Die Leute, die sich seit 17. September in Downtown Manhattan täglich hier versammeln, einen bunten Haufen zu nennen, wäre vermessen; es ist eine wilde Mischung von Leuten aus den unterschiedlichsten Lebenswelten, die de facto nur eines zusammenhält: der Hass auf die Wall Street und alles, was ihrer Meinung nach für sie steht. Den an der New Yorker Börse notierten Unternehmen und den Aktienhändlern wird die Schuld an der Finanzkrise gegeben, an der grassierenden Arbeitslosigkeit, an der Ausbeutung der arbeitenden Massen, am Bösen in der Welt im Allgemeinen wie im Besonderen.

"Wir sind die 99 Prozent!", schallt es aus tausenden Mündern, was sie meinen, ist die ungerechte Verteilung an Vermögen im Land; das eine Prozent Amerikaner, das die Elite stellt, wird von den Republikanern vor jeglicher Unbill in Form von höheren Steuern geschützt. Der Zorn der Masse richtet sich trotzdem kaum gegen die politischen Repräsentanten der Macht, sondern wahlweise gegen "das System", "die Verhältnisse" oder "den Kapitalismus". Präsident Barack Obama bekommt auf den hunderten Spruchbändern und Schildern genauso sein Fett ab ("Yes, we can. But we didn’t") wie seine Kontrahenten im Kongress ("Tea Partiers, drink coffee and eat shit").

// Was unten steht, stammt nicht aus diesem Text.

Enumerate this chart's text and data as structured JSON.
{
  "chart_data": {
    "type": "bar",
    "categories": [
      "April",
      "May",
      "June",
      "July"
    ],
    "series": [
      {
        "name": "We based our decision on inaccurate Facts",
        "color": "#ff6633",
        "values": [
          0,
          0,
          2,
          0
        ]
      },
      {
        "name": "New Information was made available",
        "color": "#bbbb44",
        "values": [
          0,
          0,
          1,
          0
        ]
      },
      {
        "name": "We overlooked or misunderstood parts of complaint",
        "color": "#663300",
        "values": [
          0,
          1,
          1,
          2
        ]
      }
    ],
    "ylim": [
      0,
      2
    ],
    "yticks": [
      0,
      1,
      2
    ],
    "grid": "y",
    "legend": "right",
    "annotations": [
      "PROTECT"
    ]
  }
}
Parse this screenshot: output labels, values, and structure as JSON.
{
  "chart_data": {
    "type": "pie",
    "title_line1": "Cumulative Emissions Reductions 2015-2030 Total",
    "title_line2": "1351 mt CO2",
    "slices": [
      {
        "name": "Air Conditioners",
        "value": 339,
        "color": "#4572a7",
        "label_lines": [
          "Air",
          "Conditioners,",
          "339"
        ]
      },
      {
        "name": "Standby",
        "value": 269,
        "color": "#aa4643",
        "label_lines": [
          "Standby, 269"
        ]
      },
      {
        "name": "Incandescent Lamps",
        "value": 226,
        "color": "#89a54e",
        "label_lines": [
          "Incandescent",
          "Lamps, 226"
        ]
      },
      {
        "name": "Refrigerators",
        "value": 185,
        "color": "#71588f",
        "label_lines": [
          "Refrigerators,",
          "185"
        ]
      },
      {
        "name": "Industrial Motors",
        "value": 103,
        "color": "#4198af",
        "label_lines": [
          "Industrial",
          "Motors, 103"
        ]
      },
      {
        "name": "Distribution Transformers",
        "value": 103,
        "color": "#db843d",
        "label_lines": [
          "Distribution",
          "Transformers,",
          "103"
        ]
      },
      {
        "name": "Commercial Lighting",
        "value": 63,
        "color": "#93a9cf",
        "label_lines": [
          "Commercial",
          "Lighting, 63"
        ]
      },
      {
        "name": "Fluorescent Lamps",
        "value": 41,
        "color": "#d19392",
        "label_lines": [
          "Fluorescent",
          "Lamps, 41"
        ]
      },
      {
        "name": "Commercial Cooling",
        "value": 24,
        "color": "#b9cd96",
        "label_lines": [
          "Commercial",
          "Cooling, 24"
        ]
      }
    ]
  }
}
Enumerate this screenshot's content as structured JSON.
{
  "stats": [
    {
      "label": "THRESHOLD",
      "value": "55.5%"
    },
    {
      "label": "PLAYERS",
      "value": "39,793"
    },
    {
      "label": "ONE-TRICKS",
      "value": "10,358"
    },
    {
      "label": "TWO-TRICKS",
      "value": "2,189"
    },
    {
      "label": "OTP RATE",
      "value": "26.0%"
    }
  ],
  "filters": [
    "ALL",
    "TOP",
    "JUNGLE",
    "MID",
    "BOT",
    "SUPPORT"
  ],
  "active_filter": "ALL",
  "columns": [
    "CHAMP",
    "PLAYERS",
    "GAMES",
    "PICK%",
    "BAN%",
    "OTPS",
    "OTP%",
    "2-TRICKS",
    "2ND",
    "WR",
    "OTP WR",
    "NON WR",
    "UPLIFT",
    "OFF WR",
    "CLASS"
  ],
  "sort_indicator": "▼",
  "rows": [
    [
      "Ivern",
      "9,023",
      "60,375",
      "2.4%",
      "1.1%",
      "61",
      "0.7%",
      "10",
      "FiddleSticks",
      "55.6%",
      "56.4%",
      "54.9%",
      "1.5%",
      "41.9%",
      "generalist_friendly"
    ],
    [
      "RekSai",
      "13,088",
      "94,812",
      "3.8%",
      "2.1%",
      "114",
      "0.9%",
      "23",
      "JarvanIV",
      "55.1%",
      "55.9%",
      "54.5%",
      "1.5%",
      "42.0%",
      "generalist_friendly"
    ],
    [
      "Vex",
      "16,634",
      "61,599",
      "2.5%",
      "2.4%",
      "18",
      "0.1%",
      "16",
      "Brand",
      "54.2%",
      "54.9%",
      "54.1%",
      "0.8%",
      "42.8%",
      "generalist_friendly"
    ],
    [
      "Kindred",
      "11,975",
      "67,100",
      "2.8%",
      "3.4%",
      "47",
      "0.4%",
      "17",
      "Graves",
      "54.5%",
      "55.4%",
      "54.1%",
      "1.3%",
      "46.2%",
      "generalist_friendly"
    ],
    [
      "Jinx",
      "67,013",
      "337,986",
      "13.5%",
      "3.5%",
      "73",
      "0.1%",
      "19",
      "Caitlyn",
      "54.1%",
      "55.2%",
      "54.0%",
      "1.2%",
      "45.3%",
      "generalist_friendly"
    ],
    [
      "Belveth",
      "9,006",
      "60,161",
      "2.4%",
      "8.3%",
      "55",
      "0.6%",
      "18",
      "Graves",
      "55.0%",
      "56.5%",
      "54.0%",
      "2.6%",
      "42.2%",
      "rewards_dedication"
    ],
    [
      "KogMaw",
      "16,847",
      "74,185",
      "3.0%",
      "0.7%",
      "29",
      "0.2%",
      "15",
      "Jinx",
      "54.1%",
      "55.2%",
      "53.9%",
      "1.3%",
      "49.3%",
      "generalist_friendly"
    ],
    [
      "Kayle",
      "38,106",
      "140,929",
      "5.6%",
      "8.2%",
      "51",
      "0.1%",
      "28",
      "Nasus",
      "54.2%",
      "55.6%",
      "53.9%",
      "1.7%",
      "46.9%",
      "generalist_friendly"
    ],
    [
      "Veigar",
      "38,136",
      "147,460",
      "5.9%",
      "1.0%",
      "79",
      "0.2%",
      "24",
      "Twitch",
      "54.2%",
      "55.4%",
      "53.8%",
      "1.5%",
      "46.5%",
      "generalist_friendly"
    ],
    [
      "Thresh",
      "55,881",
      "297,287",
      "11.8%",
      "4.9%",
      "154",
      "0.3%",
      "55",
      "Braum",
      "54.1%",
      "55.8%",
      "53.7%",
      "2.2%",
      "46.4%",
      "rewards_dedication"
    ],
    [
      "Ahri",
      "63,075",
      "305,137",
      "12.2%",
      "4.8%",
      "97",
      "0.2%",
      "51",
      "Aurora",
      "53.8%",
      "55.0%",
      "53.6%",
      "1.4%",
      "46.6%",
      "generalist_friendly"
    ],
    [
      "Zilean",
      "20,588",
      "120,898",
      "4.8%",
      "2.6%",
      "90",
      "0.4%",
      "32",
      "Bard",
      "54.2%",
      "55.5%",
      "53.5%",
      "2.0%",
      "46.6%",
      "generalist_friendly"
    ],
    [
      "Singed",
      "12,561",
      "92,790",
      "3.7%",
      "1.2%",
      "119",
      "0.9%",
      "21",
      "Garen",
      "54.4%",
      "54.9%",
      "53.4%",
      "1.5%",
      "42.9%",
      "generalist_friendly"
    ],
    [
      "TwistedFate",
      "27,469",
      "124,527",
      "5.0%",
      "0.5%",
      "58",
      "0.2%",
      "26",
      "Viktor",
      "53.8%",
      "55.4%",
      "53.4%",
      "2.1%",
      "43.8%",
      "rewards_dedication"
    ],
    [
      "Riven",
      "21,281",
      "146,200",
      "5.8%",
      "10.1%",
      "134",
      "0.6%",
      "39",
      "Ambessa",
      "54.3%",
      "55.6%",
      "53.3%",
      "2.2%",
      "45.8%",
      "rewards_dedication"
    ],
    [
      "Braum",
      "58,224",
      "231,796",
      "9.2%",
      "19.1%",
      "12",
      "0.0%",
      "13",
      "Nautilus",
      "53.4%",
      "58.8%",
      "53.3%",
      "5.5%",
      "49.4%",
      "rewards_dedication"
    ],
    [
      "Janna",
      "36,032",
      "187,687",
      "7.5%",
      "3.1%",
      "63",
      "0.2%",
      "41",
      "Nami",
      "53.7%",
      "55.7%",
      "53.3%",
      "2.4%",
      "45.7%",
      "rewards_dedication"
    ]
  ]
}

Nach Einbruch der Dunkelheit wird sich eine Hundertschaft spontan gen Wall Street aufmachen, die leibhaftige. Rund zwei Dutzend Demonstranten werden beim Versuch verhaftet, in die Börse einzudringen, die Polizei wird sich nur mit Tränengas zu helfen wissen. Jene Demonstranten, die die Nacht nicht im Gefängnis verbringen müssen, nehmen, bevor sie sich schlafen legen, noch ein Nachtmahl zu sich. Nach dem Gang zum Geldautomaten (Bank of America) kaufen sie Cheeseburger (Burger King), die sie mit Coca Cola (Coca Cola) runterspülen. Die Verhältnisse sind kompliziert in Amerika.